In the last couple of years Malcolm Sparrow in collaboration with Tamar Miller[1]has begun to explore how the Character of Harms and its associated approaches to defining and solving problems might apply to not-for-profits and non-governmental organizations around the world. They refer to these social change agents[2] by an apt and increasingly popular descriptive label, social benefit organisations (SBO’s).

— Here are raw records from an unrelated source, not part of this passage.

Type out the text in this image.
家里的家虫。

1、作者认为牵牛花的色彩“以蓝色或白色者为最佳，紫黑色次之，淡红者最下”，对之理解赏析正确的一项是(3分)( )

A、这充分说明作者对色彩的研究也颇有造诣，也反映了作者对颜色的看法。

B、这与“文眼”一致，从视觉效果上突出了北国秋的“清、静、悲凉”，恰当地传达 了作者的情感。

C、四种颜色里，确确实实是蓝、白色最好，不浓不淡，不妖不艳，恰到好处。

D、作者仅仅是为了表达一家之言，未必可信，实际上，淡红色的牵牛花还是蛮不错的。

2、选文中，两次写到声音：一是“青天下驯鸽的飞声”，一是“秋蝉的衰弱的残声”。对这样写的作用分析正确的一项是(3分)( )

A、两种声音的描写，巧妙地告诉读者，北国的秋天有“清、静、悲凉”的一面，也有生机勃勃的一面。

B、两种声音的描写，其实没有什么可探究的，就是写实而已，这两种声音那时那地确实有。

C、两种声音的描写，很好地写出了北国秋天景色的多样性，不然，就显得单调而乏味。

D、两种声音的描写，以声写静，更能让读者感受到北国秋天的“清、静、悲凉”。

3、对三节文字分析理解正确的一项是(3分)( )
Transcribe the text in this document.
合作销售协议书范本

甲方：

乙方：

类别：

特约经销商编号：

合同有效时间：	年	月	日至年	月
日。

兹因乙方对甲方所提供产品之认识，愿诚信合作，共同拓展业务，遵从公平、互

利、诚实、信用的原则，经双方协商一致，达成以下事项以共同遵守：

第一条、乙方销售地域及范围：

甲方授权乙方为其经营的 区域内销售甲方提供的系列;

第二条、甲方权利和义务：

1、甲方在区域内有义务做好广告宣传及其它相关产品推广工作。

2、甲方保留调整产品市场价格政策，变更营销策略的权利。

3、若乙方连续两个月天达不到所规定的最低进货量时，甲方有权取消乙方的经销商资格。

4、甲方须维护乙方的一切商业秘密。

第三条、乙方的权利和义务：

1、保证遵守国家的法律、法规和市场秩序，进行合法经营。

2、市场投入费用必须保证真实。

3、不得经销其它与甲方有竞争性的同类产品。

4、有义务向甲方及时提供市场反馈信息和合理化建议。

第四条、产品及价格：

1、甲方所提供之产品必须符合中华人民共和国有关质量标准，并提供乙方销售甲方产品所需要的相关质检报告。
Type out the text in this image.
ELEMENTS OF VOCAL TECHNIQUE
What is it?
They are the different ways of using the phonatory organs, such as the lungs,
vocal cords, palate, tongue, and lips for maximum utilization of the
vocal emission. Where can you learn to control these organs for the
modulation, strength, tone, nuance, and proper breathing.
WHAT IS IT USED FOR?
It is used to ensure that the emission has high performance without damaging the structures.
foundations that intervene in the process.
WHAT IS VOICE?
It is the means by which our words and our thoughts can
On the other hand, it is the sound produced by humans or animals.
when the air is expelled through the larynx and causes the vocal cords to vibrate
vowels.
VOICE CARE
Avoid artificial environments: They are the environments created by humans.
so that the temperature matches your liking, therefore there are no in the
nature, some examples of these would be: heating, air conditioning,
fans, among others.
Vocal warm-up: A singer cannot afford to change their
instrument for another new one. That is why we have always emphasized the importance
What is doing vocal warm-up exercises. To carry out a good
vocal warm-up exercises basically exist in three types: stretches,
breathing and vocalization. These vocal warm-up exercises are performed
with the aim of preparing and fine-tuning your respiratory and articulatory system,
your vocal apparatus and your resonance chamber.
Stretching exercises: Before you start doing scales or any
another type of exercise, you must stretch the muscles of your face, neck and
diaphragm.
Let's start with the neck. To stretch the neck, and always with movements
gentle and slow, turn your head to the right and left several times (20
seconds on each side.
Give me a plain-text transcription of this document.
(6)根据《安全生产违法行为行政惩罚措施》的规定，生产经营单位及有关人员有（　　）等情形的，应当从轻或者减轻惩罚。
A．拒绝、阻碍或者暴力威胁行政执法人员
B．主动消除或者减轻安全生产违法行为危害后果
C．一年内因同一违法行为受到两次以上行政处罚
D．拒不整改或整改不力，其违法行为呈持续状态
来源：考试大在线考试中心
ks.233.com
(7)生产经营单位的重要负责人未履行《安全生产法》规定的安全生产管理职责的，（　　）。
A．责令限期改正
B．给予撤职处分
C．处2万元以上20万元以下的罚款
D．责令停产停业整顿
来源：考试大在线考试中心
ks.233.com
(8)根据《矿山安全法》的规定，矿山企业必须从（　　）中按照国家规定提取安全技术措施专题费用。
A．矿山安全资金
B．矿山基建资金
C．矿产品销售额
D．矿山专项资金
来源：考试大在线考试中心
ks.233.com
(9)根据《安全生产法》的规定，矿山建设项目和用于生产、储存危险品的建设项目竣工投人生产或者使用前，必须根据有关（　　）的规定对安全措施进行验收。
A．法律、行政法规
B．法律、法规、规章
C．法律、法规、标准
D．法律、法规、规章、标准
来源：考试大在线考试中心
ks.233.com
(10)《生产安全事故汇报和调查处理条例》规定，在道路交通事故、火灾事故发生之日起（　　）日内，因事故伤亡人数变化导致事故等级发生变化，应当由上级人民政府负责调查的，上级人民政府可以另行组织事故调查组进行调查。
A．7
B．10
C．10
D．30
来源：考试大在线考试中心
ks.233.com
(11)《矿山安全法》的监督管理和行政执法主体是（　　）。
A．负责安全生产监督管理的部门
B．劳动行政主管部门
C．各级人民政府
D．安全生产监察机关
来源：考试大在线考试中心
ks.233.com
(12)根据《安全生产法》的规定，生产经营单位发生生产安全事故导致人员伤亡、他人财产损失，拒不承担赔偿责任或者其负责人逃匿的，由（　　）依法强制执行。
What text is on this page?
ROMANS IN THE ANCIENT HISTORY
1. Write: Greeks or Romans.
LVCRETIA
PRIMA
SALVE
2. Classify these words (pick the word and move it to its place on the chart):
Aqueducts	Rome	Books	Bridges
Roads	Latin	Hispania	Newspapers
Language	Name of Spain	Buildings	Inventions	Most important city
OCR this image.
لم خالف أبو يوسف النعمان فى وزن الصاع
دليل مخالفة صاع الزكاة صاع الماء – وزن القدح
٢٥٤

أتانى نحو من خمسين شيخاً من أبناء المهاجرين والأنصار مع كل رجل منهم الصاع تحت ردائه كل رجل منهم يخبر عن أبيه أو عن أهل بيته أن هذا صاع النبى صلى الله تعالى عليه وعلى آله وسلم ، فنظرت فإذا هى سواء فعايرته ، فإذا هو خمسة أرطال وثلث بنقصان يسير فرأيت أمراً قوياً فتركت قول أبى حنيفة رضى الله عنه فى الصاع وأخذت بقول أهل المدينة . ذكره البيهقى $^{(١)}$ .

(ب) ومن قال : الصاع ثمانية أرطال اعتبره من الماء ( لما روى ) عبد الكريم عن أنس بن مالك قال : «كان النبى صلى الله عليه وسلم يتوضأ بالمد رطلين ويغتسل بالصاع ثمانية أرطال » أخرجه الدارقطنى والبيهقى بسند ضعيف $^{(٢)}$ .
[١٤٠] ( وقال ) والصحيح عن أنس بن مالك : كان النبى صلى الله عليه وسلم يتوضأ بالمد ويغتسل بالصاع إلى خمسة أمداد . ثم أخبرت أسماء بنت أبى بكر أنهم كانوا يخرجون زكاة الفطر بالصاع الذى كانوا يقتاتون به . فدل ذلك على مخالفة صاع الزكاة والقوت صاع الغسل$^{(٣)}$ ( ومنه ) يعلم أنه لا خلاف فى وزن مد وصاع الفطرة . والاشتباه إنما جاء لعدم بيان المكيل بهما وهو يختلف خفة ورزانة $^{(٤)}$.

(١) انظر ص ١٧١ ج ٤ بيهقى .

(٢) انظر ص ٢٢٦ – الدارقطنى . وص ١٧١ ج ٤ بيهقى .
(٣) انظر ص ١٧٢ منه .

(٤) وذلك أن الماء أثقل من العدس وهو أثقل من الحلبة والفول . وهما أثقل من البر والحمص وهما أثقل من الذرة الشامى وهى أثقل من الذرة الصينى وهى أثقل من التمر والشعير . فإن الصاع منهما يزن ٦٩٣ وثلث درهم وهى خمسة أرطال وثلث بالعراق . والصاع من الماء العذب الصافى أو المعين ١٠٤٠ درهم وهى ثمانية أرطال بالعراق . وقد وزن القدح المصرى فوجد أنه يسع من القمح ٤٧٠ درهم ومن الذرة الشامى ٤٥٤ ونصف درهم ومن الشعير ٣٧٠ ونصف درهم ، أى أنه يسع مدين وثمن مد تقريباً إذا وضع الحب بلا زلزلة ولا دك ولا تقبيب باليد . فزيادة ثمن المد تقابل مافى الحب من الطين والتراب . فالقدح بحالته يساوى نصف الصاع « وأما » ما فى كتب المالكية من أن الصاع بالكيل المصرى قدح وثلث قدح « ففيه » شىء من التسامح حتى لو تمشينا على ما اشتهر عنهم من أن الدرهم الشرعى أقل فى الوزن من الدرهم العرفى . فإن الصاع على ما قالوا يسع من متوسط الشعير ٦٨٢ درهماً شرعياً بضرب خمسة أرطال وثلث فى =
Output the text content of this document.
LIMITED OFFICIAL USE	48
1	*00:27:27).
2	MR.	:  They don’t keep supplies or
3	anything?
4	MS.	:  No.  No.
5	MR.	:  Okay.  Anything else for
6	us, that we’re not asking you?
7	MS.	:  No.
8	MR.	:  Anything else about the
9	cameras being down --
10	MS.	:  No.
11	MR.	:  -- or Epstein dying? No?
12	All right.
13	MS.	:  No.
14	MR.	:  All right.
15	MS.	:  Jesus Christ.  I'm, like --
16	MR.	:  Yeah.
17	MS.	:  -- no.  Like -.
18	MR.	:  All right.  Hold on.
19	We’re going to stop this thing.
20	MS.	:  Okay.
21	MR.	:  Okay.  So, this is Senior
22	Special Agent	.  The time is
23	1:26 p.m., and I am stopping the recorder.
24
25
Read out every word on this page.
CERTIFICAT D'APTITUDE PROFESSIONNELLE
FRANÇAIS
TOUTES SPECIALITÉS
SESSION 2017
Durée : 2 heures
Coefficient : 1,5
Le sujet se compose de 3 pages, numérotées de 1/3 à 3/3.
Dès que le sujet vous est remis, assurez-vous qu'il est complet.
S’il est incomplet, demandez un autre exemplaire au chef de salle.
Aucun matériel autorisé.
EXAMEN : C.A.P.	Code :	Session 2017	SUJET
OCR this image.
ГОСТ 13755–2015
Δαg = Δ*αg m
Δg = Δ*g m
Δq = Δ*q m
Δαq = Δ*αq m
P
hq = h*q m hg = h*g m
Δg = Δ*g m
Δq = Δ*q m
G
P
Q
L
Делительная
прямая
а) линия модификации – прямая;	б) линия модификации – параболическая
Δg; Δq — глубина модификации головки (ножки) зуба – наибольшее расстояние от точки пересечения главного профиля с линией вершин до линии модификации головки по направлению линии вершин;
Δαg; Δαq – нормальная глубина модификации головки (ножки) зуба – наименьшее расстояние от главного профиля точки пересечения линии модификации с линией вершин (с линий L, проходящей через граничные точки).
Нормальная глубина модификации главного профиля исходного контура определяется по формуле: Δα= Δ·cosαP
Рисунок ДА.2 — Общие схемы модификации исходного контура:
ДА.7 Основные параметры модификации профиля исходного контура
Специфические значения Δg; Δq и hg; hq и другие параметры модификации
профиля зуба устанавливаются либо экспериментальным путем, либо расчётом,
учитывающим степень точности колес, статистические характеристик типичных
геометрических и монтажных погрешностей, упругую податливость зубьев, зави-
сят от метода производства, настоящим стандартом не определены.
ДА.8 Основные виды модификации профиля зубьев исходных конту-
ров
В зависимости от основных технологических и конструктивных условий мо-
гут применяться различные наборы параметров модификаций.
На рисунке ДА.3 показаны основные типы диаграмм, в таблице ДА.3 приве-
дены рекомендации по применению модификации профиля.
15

In The Character of Harms Malcolm Sparrow explores the choices available to organizations who either hold primary responsibility for a harm-reduction task, or which want to make a substantial contribution to such endeavours: How to define the work? How to match parts of the task with the distinctive capabilities of different contributing organizations? How to divide and distribute the work, and measure progress? Professor Sparrow points out the importance of charting the “textured landscape” below the level of generalities and broad definitions:

“We’ve done the macro-level generic analysis and learned a lot from it. We can also use such analyses to monitor aggregate changes in conditions. But the challenge of drilling down to the operational level remains. Now we have to identify the individual knots [concentrations of harm, or of needs], and choose those that are most important. Unless we can actually see them clearly, then we will never be able to unravel them.” Malcolm Sparrow

For more information visit: http://www.hks.harvard.edu/fs/msparrow/

 

[1]Tamar Miller works with social justice and peace building organisations and is the former Executive Director of the Institute for Social and Economic Policy in the Middle East at Harvard’s Kennedy School.

[2]Including foundations, community development programs, civil society organisations, advocacy campaigns, religious missions, peace building projects, social justice initiatives, and work in the voluntary and philanthropic sector.